The letter also requested that the assets and liabilities of asset management companies as well as the assets and liabilities of mutual funds managed by the companies be included in the investigations.
Serajul Islam, executive director and spokesperson for the Bank of Bangladesh, said various international organizations, including the International Monetary Fund (IMF), are also asking them for such information.
“These must be provided to them, the same thing happened in this case. There’s nothing else here – the data is still being searched, that’s to be expected, ”he told Dhaka Tribune.
The letter also mentioned that the information had been sought in accordance with IMF recommendations.
Read also – Bank profits shine as recovery continues
But on November 18, the securities regulator sent a counter letter to Fazle Kabir, the governor of Bangladesh Bank, asking the central bank to refrain from asking companies for such information.
“The capital market is a very sensitive market,” said a senior BSEC official.
“In order to maintain market stability, they [Bangladesh Bank] were urged to cooperate by refraining from seeking information, data or reports directly from any person or organization involved in the capital market, ”he said, preferring to remain anonymous.
“Bangladesh Bank suddenly became more focused on capital market issues by avoiding their main job.
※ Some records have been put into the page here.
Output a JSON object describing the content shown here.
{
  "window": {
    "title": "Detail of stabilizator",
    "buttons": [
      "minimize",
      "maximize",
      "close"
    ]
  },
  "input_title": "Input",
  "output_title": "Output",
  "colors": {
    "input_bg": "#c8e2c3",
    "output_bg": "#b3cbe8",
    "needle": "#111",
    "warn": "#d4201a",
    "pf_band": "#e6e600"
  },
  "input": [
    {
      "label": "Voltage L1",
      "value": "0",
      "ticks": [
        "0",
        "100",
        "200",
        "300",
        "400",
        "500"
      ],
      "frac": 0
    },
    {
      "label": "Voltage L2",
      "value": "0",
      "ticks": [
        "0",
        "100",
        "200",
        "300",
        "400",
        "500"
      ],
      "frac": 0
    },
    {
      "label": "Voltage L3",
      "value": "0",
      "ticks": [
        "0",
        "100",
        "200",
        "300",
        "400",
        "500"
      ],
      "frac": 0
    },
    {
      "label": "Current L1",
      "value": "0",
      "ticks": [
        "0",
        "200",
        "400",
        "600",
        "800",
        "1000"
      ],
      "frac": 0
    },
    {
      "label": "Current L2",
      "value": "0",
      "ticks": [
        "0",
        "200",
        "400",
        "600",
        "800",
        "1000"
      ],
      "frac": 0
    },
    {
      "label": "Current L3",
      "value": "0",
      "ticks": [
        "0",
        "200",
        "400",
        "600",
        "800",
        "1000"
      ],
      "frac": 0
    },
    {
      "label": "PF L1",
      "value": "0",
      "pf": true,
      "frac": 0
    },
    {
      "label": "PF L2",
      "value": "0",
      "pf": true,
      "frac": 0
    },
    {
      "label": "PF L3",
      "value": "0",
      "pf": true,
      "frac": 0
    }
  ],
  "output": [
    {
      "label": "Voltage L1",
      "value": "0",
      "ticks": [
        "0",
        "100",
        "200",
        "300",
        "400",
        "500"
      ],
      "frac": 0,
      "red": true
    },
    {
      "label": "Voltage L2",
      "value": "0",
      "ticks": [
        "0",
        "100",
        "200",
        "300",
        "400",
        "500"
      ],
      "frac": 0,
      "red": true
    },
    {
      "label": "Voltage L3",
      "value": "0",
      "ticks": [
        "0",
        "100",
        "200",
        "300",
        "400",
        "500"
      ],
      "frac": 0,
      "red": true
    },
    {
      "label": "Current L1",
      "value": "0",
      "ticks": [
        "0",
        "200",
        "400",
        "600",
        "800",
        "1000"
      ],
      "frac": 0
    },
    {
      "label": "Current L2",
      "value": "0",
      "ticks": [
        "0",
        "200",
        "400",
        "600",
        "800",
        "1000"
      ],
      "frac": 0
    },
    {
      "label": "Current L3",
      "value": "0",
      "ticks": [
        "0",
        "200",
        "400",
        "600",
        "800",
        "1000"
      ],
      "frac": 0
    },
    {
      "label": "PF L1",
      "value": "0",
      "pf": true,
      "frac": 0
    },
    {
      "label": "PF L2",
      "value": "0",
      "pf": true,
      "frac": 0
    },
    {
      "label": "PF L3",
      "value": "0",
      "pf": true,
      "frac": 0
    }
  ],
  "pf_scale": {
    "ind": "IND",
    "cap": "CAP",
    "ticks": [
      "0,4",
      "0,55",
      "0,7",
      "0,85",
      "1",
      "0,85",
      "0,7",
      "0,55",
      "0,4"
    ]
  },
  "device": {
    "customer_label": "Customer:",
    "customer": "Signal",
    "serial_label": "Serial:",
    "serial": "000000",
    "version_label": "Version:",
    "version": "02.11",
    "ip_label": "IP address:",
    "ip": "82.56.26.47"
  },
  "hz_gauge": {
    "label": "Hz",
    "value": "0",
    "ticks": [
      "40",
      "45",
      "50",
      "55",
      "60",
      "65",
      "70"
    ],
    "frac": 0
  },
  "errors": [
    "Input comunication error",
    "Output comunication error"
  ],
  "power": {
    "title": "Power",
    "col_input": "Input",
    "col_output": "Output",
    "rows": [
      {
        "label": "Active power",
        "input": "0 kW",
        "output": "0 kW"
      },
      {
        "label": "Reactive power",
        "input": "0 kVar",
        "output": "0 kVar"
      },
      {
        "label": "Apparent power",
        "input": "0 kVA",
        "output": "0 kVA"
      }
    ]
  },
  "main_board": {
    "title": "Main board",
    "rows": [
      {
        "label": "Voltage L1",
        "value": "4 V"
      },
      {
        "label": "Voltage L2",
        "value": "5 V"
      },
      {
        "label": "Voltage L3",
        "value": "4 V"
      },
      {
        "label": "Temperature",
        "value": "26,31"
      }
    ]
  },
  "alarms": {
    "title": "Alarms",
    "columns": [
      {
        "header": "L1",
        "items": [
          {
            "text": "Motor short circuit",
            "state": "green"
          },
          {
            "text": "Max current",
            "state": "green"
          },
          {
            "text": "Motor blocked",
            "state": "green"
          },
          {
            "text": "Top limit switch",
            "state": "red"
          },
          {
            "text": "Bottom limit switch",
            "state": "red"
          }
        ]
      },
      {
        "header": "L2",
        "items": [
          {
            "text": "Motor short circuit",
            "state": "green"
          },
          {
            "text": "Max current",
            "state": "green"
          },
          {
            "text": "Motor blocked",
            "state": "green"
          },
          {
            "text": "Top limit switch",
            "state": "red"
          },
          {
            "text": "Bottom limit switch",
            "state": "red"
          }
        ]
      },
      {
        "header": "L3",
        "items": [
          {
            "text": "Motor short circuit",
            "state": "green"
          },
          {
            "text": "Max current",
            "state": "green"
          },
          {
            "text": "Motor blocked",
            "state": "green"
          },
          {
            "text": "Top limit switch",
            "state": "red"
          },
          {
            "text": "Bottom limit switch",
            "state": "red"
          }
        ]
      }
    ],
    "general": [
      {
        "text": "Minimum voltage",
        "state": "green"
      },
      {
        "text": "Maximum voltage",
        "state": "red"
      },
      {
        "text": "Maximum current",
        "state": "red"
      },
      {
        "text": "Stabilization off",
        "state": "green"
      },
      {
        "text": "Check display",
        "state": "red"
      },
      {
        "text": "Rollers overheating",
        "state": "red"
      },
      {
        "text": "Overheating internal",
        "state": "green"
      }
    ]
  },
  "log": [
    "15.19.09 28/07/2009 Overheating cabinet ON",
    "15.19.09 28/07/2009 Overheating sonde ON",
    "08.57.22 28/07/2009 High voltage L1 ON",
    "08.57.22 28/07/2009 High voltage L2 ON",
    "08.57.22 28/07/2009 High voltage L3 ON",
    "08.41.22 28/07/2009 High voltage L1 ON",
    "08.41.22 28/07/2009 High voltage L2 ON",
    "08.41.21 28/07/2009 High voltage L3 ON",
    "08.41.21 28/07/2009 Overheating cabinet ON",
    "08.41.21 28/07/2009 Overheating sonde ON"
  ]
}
Sometimes the central bank interferes outside its jurisdiction, which can send the wrong message to investors, ”the official also added.
According to BSEC sources, 51 asset management companies were licensed and registered between 2001 and 2021.
Of these, 41 companies are operational and 10 are inactive. Efficient companies currently manage assets worth around Tk 13,000 crore. Apart from that, there are 21 other asset management companies.